Traditionally, children newly diagnosed with type 1 diabetes have been admitted to hospital to make sure that blood sugar and symptoms of the disease are well controlled and to teach the child and his/her family how to manage the diabetes. In some cases, the child is acutely ill and needs hospital admission to receive intravenous fluids, but in many cases the child is not acutely ill. Being in hospital is often stressful for children and their families and home-based care may provide a more natural environment for the children and families to learn how to deal with the diabetes. This review asked the question whether there are any benefits or dangers of using this type of care. We found only data of limited quality and or applicability, so no clear answers are possible. The seven studies we looked at suggested that home management of children newly diagnosed with type 1 diabetes does not lead to any disadvantages in terms of blood glucose, acute diabetic complications and hospitalisations, psychological variables and behaviour, or total costs. This would be particularly relevant for children not acutely ill, but also for children who require a short period of initial treatment in the hospital.
Due to the generally low quality or limited applicability of the studies identified, the results of this review are inconclusive. On the whole, the data seem to suggest that where adequate out-patient/home management of type 1 diabetes in children at diagnosis can be provided, this does not lead to any disadvantages in terms of metabolic control, acute diabetic complications and hospitalisations, psychosocial variables and behaviour, or total costs.

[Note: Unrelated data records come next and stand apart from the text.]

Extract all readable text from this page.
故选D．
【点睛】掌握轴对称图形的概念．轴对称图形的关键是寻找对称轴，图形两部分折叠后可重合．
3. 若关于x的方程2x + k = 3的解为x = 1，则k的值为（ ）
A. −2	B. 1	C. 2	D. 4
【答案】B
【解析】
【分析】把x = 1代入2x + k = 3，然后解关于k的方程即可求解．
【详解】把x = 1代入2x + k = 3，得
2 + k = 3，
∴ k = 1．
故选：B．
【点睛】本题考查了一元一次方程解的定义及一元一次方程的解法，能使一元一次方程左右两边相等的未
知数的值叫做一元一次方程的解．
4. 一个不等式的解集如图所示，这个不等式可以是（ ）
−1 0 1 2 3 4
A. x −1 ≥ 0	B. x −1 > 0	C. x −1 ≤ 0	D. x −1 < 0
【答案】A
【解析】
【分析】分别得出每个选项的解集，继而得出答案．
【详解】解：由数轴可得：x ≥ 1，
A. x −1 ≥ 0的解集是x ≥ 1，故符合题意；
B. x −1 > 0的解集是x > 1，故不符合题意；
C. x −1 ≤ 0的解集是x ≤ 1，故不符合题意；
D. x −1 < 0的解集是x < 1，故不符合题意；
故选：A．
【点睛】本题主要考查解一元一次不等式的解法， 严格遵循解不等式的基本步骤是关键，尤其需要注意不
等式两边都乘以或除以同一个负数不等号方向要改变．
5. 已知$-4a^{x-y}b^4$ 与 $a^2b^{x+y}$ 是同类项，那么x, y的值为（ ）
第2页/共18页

In many places, children newly diagnosed with type 1 diabetes mellitus are admitted to hospital for metabolic stabilisation and training, even if they are not acutely ill. Out-patient or home based management of these children could avoid the stress associated with a hospital stay, could provide a more natural learning environment for the child and its family, and might reduce costs for both the health care system and the families.
To assess the effects of routine hospital admission compared to out-patient or home-based management in children newly diagnosed with type 1 diabetes mellitus.
We searched The Cochrane Library, MEDLINE, EMBASE, CINAHL, and the British Nursing Index. Additionally, we searched reference lists of relevant studies identified and contacted one of the trialists about further studies.
Comparative studies of initial hospitalisation compared to home-based and/or out-patient management in children with newly diagnosed type 1 diabetes.
Studies were independently selected by two reviewers. Data extraction and quality assessment of trials were done independently by two reviewers. Authors of included studies were contacted for missing information. Results were summarised descriptively, using tables and text.
Seven studies were included in the review, including a total of 298 children in the out-patient/home group. The one high quality trial identified suggested that home-based management of children with newly diagnosed type 1 diabetes may lead to slightly improved long term metabolic control (at two and three years follow-up). No differences between comparison groups were found in any of the psychosocial and behavioural variables assessed or in rates of acute diabetic complications within two years. Parental costs were found to be decreased, while health system costs were increased, leaving total social costs virtually unchanged. None of the other studies assessing metabolic control found a difference between the comparison groups. There seemed to be no differences in hospitalisations or acute diabetic complications between the out-patient/home groups and the hospital groups.